Technicolor : un dossier sensible en pleine présidentielle

Mobilité

La banque d’affaires américaine JP Morgan pourrait prendre presque 30% de Technicolor. Le gouvernement français souhaite l’intervention du FSI au nom du protectionnisme économique.

Technicolor devrait prochainement disposer d’un nouvel actionnaire de poids : JP Morgan.

Sachant que la branche Private Equity de la banque d’affaires américaine (One Equity Partners) disposait déjà d’une participation de 1% dans la société française spécialisée dans le traitement numérique de l’image pour le compte des médias et des sociétés de production audiovisuelle (ex-Thomson).

Avec l’annonce de ce changement capitalistique important, la cotation de l’action Technicolor avait été suspendue mercredi matin.

A travers une augmentation de capital pouvant atteindre 158 millions d’euros, JP Morgan compte disposer d’une participation dans Technicolor dans une fourchette 25% – 29,96%.

Cité dans le communiqué, Frédéric Rose, Directeur général de Technicolor, affiche sa satisfaction alors que la société rencontre des difficultés financières en raison d’un endettement important (957 millions d’euros à fin 2011).

“L’augmentation de capital envisagée permettra de doter la société d’une structure financière renforcée et d’une base actionnariale stable pour mettre en œuvre sa stratégie de croissance.”

Néanmoins, le gouvernement se montre réservé sur cette opération de refinancement en lien avec JP Morgan.

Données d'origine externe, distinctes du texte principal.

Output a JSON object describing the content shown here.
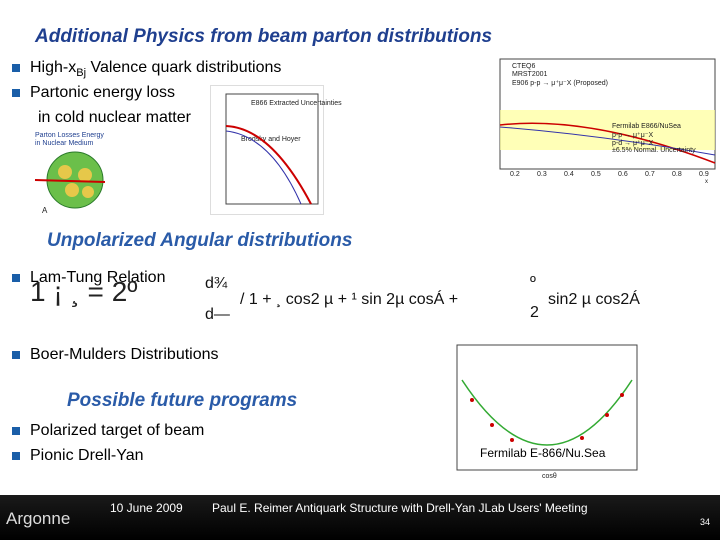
{
  "title": "Additional Physics from beam parton distributions",
  "bullets_top": [
    {
      "text": "High-x",
      "sub": "Bj",
      "rest": " Valence quark distributions"
    },
    {
      "text": "Partonic energy loss",
      "sub": "",
      "rest": ""
    }
  ],
  "bullet_top_continuation": "in cold nuclear matter",
  "heading_unpolarized": "Unpolarized Angular distributions",
  "bullet_lam_tung": "Lam-Tung Relation",
  "equation": {
    "lhs": "1 ¡ ¸ = 2º",
    "numerator": "d¾",
    "denominator": "d—",
    "rhs": "/  1 + ¸ cos2 µ + ¹ sin 2µ cosÁ +",
    "frac_top": "º",
    "frac_bottom": "2",
    "tail": "sin2 µ cos2Á"
  },
  "bullet_boer_mulders": "Boer-Mulders Distributions",
  "heading_future": "Possible future programs",
  "bullets_future": [
    "Polarized target of beam",
    "Pionic Drell-Yan"
  ],
  "figures": {
    "nucleus_caption": [
      "Parton Losses Energy",
      "in Nuclear Medium"
    ],
    "nucleus_label": "A",
    "eloss_legend": [
      "E866 Extracted Uncertainties",
      "Brodsky and Hoyer"
    ],
    "ratio_legend": [
      "CTEQ6",
      "MRST2001",
      "E906 p-p → μ⁺μ⁻X (Proposed)",
      "Fermilab E866/NuSea",
      "p-p → μ⁺μ⁻X",
      "p-d → μ⁺μ⁻X",
      "±6.5% Normal. Uncertainty"
    ],
    "ratio_xticks": [
      "0.2",
      "0.3",
      "0.4",
      "0.5",
      "0.6",
      "0.7",
      "0.8",
      "0.9"
    ],
    "ratio_xlabel": "x",
    "angular_label": "Fermilab E-866/Nu.Sea",
    "angular_xlabel": "cosθ"
  },
  "footer": {
    "logo": "Argonne",
    "date": "10 June 2009",
    "text": "Paul E. Reimer  Antiquark Structure with Drell-Yan JLab Users' Meeting",
    "page": "34"
  }
}
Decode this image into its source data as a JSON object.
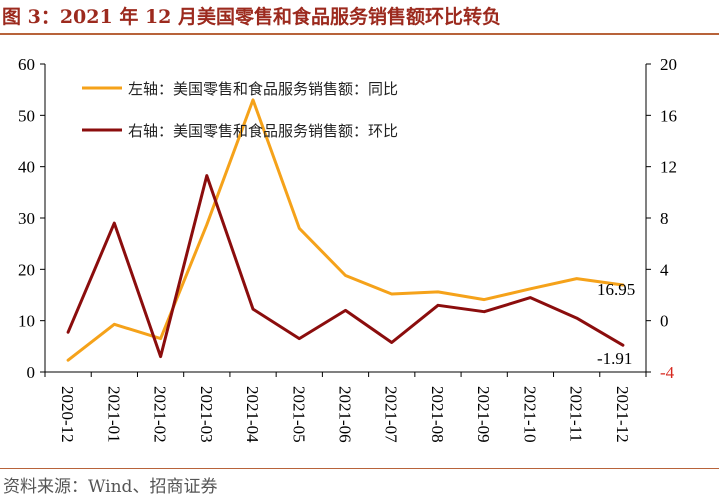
{
  "figure": {
    "title": "图 3：2021 年 12 月美国零售和食品服务销售额环比转负",
    "source": "资料来源：Wind、招商证券"
  },
  "chart_data": {
    "type": "line",
    "x": [
      "2020-12",
      "2021-01",
      "2021-02",
      "2021-03",
      "2021-04",
      "2021-05",
      "2021-06",
      "2021-07",
      "2021-08",
      "2021-09",
      "2021-10",
      "2021-11",
      "2021-12"
    ],
    "series": [
      {
        "name": "左轴：美国零售和食品服务销售额：同比",
        "axis": "left",
        "color": "#f5a21a",
        "values": [
          2.3,
          9.3,
          6.5,
          28.7,
          53.0,
          28.0,
          18.8,
          15.2,
          15.6,
          14.1,
          16.2,
          18.2,
          16.95
        ]
      },
      {
        "name": "右轴：美国零售和食品服务销售额：环比",
        "axis": "right",
        "color": "#8b0d0d",
        "values": [
          -0.9,
          7.6,
          -2.8,
          11.3,
          0.9,
          -1.4,
          0.8,
          -1.7,
          1.2,
          0.7,
          1.8,
          0.2,
          -1.91
        ]
      }
    ],
    "y_left": {
      "range": [
        0,
        60
      ],
      "ticks": [
        "0",
        "10",
        "20",
        "30",
        "40",
        "50",
        "60"
      ]
    },
    "y_right": {
      "range": [
        -4,
        20
      ],
      "ticks": [
        "-4",
        "0",
        "4",
        "8",
        "12",
        "16",
        "20"
      ]
    },
    "data_labels": [
      "16.95",
      "-1.91"
    ],
    "legend_position": "top-left",
    "grid": false
  }
}
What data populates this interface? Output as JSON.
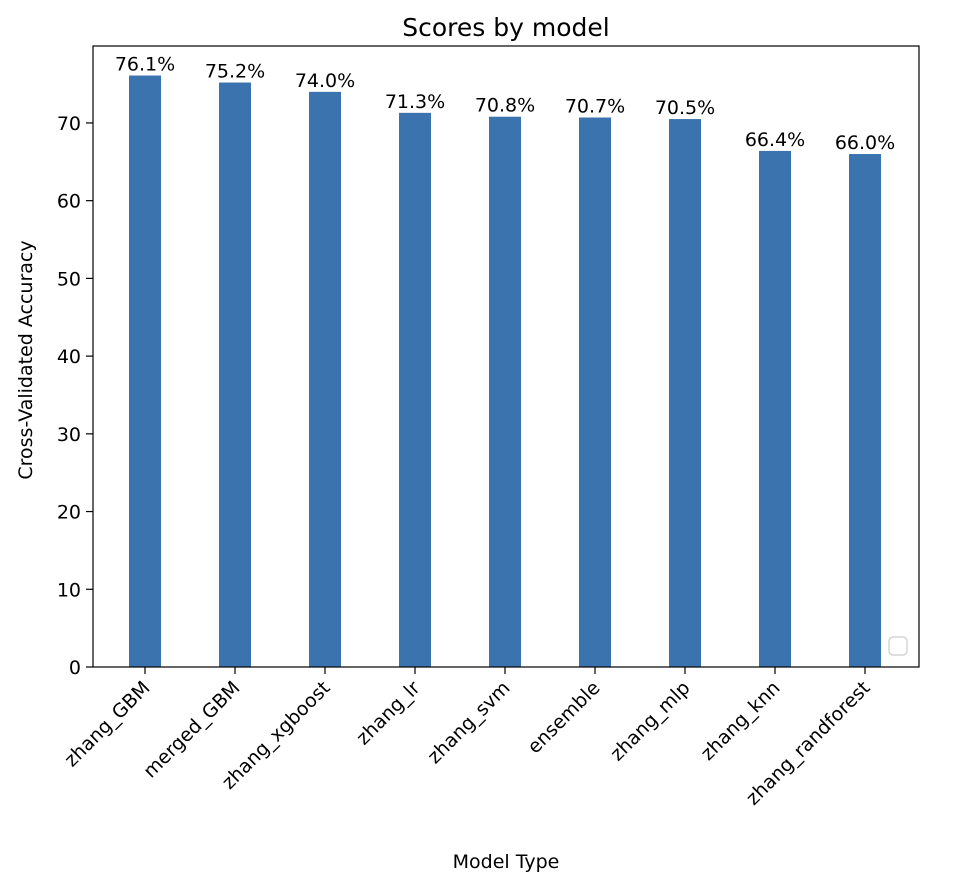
{
  "chart_data": {
    "type": "bar",
    "title": "Scores by model",
    "xlabel": "Model Type",
    "ylabel": "Cross-Validated Accuracy",
    "categories": [
      "zhang_GBM",
      "merged_GBM",
      "zhang_xgboost",
      "zhang_lr",
      "zhang_svm",
      "ensemble",
      "zhang_mlp",
      "zhang_knn",
      "zhang_randforest"
    ],
    "values": [
      76.1,
      75.2,
      74.0,
      71.3,
      70.8,
      70.7,
      70.5,
      66.4,
      66.0
    ],
    "data_labels": [
      "76.1%",
      "75.2%",
      "74.0%",
      "71.3%",
      "70.8%",
      "70.7%",
      "70.5%",
      "66.4%",
      "66.0%"
    ],
    "yticks": [
      0,
      10,
      20,
      30,
      40,
      50,
      60,
      70
    ],
    "ylim": [
      0,
      79.9
    ],
    "grid": false,
    "legend": {
      "placement": "bottom-right",
      "entries": []
    },
    "colors": {
      "bar": "#3a73ae",
      "axis": "#000000",
      "background": "#ffffff"
    }
  }
}
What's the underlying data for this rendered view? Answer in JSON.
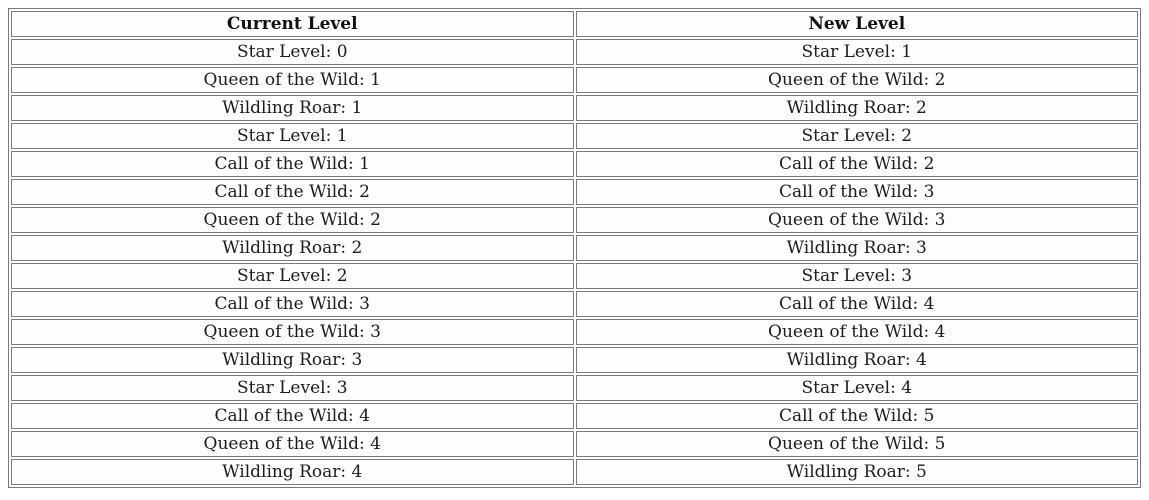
{
  "table": {
    "headers": [
      "Current Level",
      "New Level"
    ],
    "rows": [
      [
        "Star Level: 0",
        "Star Level: 1"
      ],
      [
        "Queen of the Wild: 1",
        "Queen of the Wild: 2"
      ],
      [
        "Wildling Roar: 1",
        "Wildling Roar: 2"
      ],
      [
        "Star Level: 1",
        "Star Level: 2"
      ],
      [
        "Call of the Wild: 1",
        "Call of the Wild: 2"
      ],
      [
        "Call of the Wild: 2",
        "Call of the Wild: 3"
      ],
      [
        "Queen of the Wild: 2",
        "Queen of the Wild: 3"
      ],
      [
        "Wildling Roar: 2",
        "Wildling Roar: 3"
      ],
      [
        "Star Level: 2",
        "Star Level: 3"
      ],
      [
        "Call of the Wild: 3",
        "Call of the Wild: 4"
      ],
      [
        "Queen of the Wild: 3",
        "Queen of the Wild: 4"
      ],
      [
        "Wildling Roar: 3",
        "Wildling Roar: 4"
      ],
      [
        "Star Level: 3",
        "Star Level: 4"
      ],
      [
        "Call of the Wild: 4",
        "Call of the Wild: 5"
      ],
      [
        "Queen of the Wild: 4",
        "Queen of the Wild: 5"
      ],
      [
        "Wildling Roar: 4",
        "Wildling Roar: 5"
      ]
    ],
    "colors": {
      "border": "#7a7a7a",
      "text": "#1c1c1c",
      "cell_background": "#fdfdfd",
      "page_background": "#ffffff"
    }
  }
}
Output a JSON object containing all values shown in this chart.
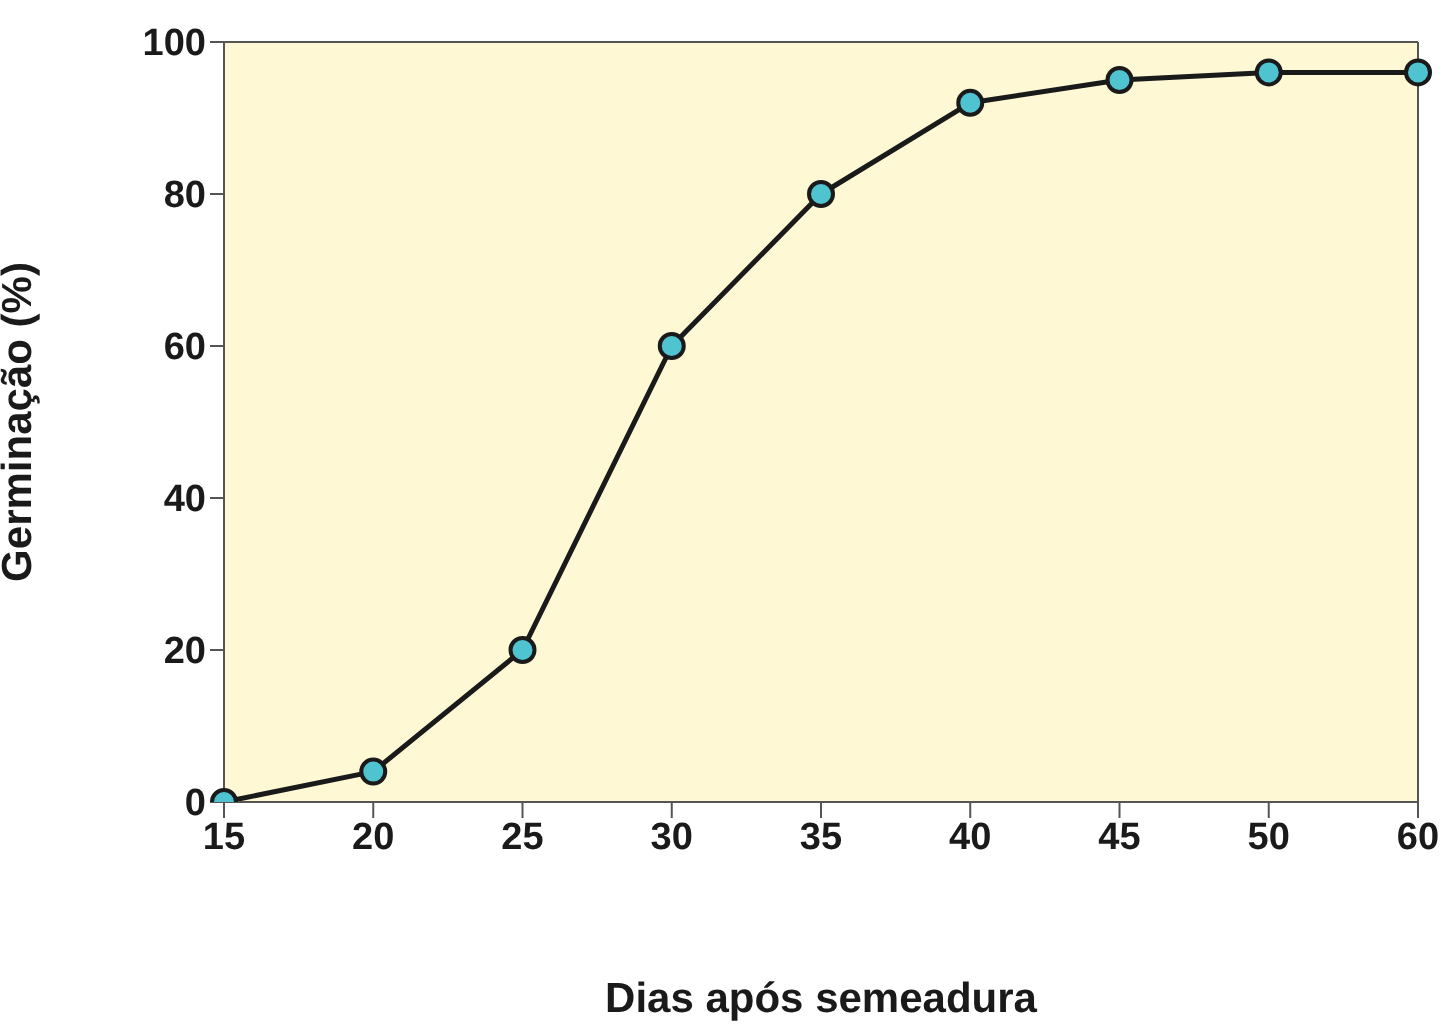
{
  "chart_data": {
    "type": "line",
    "xlabel": "Dias após semeadura",
    "ylabel": "Germinação (%)",
    "categories": [
      "15",
      "20",
      "25",
      "30",
      "35",
      "40",
      "45",
      "50",
      "60"
    ],
    "series": [
      {
        "color": "#4fc3d0",
        "values": [
          0,
          4,
          20,
          60,
          80,
          92,
          95,
          96,
          96
        ]
      }
    ],
    "ylim": [
      0,
      100
    ],
    "yticks": [
      0,
      20,
      40,
      60,
      80,
      100
    ],
    "grid": false,
    "marker": "circle",
    "line_style": "solid"
  }
}
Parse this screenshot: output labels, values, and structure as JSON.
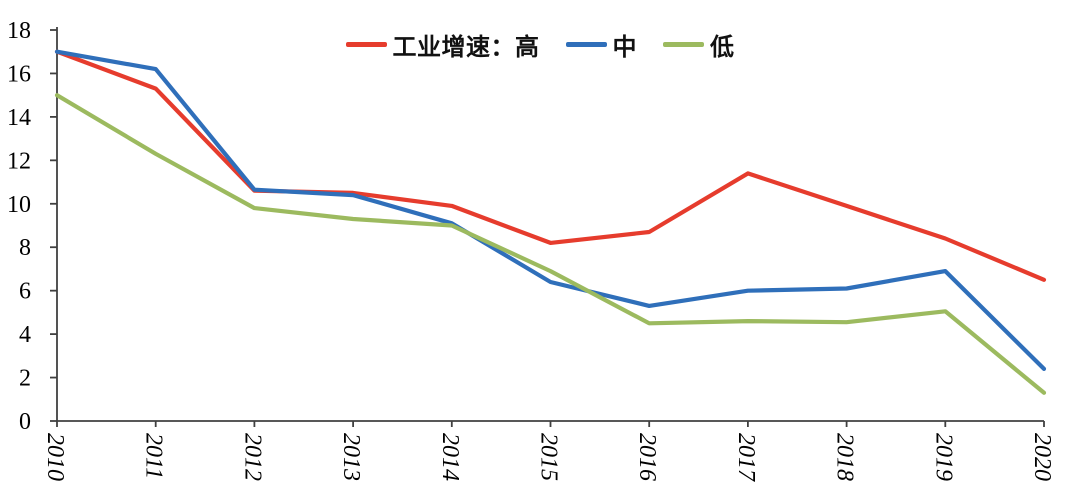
{
  "chart_data": {
    "type": "line",
    "title": "",
    "x": [
      "2010",
      "2011",
      "2012",
      "2013",
      "2014",
      "2015",
      "2016",
      "2017",
      "2018",
      "2019",
      "2020"
    ],
    "series": [
      {
        "name": "工业增速：高",
        "color": "#e63c2d",
        "values": [
          17.0,
          15.3,
          10.6,
          10.5,
          9.9,
          8.2,
          8.7,
          11.4,
          9.9,
          8.4,
          6.5
        ]
      },
      {
        "name": "中",
        "color": "#2f6fba",
        "values": [
          17.0,
          16.2,
          10.65,
          10.4,
          9.1,
          6.4,
          5.3,
          6.0,
          6.1,
          6.9,
          2.4
        ]
      },
      {
        "name": "低",
        "color": "#9cba5f",
        "values": [
          15.0,
          12.3,
          9.8,
          9.3,
          9.0,
          6.9,
          4.5,
          4.6,
          4.55,
          5.05,
          1.3
        ]
      }
    ],
    "ylim": [
      0,
      18
    ],
    "yticks": [
      0,
      2,
      4,
      6,
      8,
      10,
      12,
      14,
      16,
      18
    ],
    "xlabel": "",
    "ylabel": "",
    "grid": false,
    "legend_position": "top-center",
    "axis_color": "#404040",
    "text_color": "#000000"
  }
}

Le ministère de l’Économie, des Finances et de l’Industrie a demandé au Fonds stratégique d’investissement (FSI) “d’envisager une intervention dans le dossier”.

En l’état actuel, le fonds souverain français n’a pas de participation dans la société visée par JP Morgan.

Un interventionnisme qui serait liée au contexte de l’élection présidentielle mais aussi à une crainte de perdre un catalogue de brevets à valeur ajoutée précieux.

Entre volonté de pousser l’intelligence économique et réflexe de patriotisme économique (un peu comme on l’avait vu dans le cas de Gemplus transformé en Gemalto dans le secteur des cartes à puce).

Une attitude qui surprendrait en tout cas la direction de Technicolor.

“Nous n’avons pas eu de contact avec le FSI. Nous avons lu la déclaration d’Eric Besson  hier mais nous n’avons pas eu de contact”, a déclaré Stéphane Rougeot, directeur financier de la société spécialisée dans l’image numérique pour les secteurs des médias et du divertissement.

Mercredi, le ministre chargé de l’Industrie, de l’Energie et de l’Economie numérique a rencontré l’intersyndicale de Technicolor (CFDT, CFE-CGC, CGT, Sud et Unsa) pour évoquer le cas de la situation de l’usine de fabrication de décodeurs d’Angers (Maine-et-Loire) en cours de cession, et la stratégie industrielle du groupe.

Technicolor dispose d’un effectif de 17 000 salariés dans le monde, dont 1900 en France (à fin décembre 2011).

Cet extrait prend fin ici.